Discutir en presencia con alguien a quien no volví a ver, sus manos hundidas en mi pelo y ese beso –como el verso de Cortázar– como si tuviéramos la boca llena de flores o de peces. A la mañana siguiente, al abrir los ojos por primera vez, lo primero que encontré fue el hambre de vida.
Recuerdo la noche anterior, una de esas memorables, de rara afinidad, con los botellines vacíos e ideas brillantes. Un diálogo sangrante en una mesa pegajosa de un local gentrificado de València. Al ser ignorados por el resto del mundo, tuvimos tanta disposición para erotizar con el discurso que daba gusto vernos, como apunta Baudelaire en sus Poemas nocturnos: “los pensamientos toman ya los colores tiernos o indecisos del crepúsculo” y se libera al hombre que ha sido “indulgente y sociable durante el día”.
Pero qué difícil es encontrar esas conversaciones que queman, que ni siquiera requieren de florituras. No pasan por un protocolo, ni encajan en los silencios. Sacuden durante días y causan fricción, pero su fuerza se disuelve con el tiempo en nuestra memoria. Extraigo lo siguiente de mi diario de aquellas semanas: “Me gustaría tener la capacidad de describir exactamente qué fue lo que pasó, verlo en diferido desde fuera, inmortalizar cada frase”.
Ahora entiendo que se editen correspondencias como si fuera oro, si el sendero por los linderos del diálogo es lo más cerca que estamos de la ascensión espiritual. Y lo peor de todo es que se trata de una dinámica que se replica por ambas partes y que una vez que uno de los dos decide callar, el hechizo cesa.
Me estoy acordando de eso de Emilia Pardo Bazán que dice: “El quererme a mí tiene todos los inconvenientes y las emociones de casarse con un marino o un militar en tiempos de guerra.

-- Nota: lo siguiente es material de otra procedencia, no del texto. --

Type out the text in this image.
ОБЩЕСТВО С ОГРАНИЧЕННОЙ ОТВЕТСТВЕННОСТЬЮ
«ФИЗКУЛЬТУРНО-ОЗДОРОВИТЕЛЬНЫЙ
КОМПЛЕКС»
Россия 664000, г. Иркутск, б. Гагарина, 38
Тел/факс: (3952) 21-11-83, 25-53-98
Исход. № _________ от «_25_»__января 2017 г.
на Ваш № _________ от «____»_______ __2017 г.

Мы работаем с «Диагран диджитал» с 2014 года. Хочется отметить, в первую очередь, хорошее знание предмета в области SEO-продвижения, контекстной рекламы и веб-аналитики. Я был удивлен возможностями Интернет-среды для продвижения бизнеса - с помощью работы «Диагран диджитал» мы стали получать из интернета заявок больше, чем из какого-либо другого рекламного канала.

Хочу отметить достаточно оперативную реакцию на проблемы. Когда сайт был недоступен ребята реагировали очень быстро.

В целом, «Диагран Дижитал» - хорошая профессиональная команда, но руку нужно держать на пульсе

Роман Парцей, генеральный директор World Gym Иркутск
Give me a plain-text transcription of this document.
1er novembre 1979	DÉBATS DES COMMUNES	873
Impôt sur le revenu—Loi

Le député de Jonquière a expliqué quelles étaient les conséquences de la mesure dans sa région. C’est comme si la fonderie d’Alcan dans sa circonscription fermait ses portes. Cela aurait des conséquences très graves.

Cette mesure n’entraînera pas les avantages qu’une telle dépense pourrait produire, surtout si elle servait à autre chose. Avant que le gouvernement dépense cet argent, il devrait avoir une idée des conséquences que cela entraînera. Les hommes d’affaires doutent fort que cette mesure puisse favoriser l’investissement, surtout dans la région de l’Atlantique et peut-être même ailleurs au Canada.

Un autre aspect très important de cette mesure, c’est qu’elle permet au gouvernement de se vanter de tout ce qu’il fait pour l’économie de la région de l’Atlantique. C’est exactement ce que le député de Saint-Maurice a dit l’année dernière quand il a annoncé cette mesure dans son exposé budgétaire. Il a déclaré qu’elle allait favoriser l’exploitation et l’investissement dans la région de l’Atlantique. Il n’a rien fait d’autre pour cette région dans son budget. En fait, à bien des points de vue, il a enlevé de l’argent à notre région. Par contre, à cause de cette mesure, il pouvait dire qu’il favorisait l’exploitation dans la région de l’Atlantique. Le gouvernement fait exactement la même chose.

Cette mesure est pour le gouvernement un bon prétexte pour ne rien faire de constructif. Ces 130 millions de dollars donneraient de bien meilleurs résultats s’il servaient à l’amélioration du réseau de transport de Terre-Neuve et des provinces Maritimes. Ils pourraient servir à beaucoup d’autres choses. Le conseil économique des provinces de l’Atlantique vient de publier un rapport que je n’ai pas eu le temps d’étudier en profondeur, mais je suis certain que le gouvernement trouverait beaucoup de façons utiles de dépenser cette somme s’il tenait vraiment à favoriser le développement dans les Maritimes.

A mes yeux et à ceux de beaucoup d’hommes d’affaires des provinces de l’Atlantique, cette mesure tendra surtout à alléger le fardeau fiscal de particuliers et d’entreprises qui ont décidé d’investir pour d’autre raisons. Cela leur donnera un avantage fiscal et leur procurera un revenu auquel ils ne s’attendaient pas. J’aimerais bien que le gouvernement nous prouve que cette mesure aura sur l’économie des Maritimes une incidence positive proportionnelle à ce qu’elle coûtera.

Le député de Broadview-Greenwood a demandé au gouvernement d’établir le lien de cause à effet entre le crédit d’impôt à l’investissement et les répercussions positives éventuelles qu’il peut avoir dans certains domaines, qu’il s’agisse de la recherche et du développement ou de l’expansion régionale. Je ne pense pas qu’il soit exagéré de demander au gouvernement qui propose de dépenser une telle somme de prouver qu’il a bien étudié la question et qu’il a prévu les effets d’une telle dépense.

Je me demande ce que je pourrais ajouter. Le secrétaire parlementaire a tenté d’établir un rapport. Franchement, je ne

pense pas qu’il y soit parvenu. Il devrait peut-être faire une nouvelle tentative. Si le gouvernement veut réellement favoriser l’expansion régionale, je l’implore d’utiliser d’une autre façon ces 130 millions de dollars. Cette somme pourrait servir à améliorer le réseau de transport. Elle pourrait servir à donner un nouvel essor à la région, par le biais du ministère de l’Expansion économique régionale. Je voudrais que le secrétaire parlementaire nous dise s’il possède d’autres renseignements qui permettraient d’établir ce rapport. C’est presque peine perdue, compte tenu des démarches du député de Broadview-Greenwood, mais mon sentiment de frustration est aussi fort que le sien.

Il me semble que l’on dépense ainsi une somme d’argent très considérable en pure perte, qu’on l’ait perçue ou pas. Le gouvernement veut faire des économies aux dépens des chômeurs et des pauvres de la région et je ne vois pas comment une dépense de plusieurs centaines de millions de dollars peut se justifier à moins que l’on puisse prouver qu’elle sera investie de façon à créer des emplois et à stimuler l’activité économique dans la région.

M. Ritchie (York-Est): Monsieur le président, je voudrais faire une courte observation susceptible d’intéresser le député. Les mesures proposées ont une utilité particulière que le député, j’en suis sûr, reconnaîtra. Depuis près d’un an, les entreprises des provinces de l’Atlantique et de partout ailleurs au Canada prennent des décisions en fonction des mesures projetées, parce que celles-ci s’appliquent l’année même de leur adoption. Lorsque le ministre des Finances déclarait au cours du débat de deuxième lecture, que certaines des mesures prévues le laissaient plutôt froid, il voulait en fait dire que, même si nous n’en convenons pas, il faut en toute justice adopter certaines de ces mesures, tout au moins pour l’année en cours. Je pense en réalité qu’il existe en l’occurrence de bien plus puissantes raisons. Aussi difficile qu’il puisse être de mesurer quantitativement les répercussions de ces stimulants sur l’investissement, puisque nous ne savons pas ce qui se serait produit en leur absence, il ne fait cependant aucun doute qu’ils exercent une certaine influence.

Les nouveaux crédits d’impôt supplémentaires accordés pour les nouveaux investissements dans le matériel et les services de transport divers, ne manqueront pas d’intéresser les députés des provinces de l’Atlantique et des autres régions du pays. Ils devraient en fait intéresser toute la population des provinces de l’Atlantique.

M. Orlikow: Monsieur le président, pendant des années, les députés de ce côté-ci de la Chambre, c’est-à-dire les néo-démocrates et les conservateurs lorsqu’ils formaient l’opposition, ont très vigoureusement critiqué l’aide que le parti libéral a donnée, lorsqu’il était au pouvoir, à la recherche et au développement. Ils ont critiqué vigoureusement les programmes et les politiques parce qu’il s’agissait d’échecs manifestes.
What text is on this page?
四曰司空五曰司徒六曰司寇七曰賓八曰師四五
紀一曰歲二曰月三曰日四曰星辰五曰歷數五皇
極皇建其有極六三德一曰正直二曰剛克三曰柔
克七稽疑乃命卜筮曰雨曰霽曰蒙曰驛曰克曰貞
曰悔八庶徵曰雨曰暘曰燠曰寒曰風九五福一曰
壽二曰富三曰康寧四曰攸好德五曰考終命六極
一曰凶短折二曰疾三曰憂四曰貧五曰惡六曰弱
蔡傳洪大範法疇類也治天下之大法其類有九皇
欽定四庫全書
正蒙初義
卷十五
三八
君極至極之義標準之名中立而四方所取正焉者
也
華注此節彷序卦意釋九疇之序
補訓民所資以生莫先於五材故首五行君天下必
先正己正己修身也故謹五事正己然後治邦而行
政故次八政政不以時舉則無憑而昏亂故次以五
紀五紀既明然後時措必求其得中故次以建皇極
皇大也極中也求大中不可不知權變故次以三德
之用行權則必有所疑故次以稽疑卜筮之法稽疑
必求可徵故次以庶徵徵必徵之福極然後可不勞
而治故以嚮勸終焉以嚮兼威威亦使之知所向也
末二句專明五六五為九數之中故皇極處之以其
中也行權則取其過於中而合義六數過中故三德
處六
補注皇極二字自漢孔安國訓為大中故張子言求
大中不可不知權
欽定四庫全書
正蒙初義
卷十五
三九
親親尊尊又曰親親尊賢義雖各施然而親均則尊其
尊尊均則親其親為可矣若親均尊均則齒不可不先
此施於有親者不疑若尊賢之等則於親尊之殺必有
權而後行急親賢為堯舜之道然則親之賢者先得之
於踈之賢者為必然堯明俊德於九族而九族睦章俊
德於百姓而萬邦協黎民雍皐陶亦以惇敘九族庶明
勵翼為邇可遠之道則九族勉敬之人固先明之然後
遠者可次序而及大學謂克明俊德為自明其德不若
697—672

Siempre doy sustos”. Sustos, problemas o una pregunta en cuanto abres los ojos, elige tu aventura.
Yo creo que la gente se ha vuelto tan prudente, tan distraída y tan ocupada en decir lo justo, que han perdido el pulso de la palabra intencionada, las ganas de pasárselo bien y el interés genuino en sacar algo del otro que aún no se sabe qué es. Al estar condicionados por el ritmo, encima nos obligamos a ser agudos, precisos, y con el tiempo ganamos en soltura y frescura para llevar la palabra a donde nos plazca, hasta el fin del ego incluso.
Pero es que nos encanta matar moscas a cañonazos, teorizar vagamente y dar un block rápido por esa puta red social. No me seas cutre, hija, y la próxima vez, en lugar de subir pullitas a internet sin un destinatario claro, dime día y hora para hacernos unas cervezas y me espetas lo que te dé la gana a la cara. Estoy segura de que nos caeríamos mejor.
Hay que ir a por el cuerpo y en contra de la imagen. Pero esto del desacuerdo es un arte que debe ser entrenado, como la escritura, o sino, se atrofia. Por eso ahora me cuesta tanto escribir, porque he pasado todo este tiempo discutiendo en bares.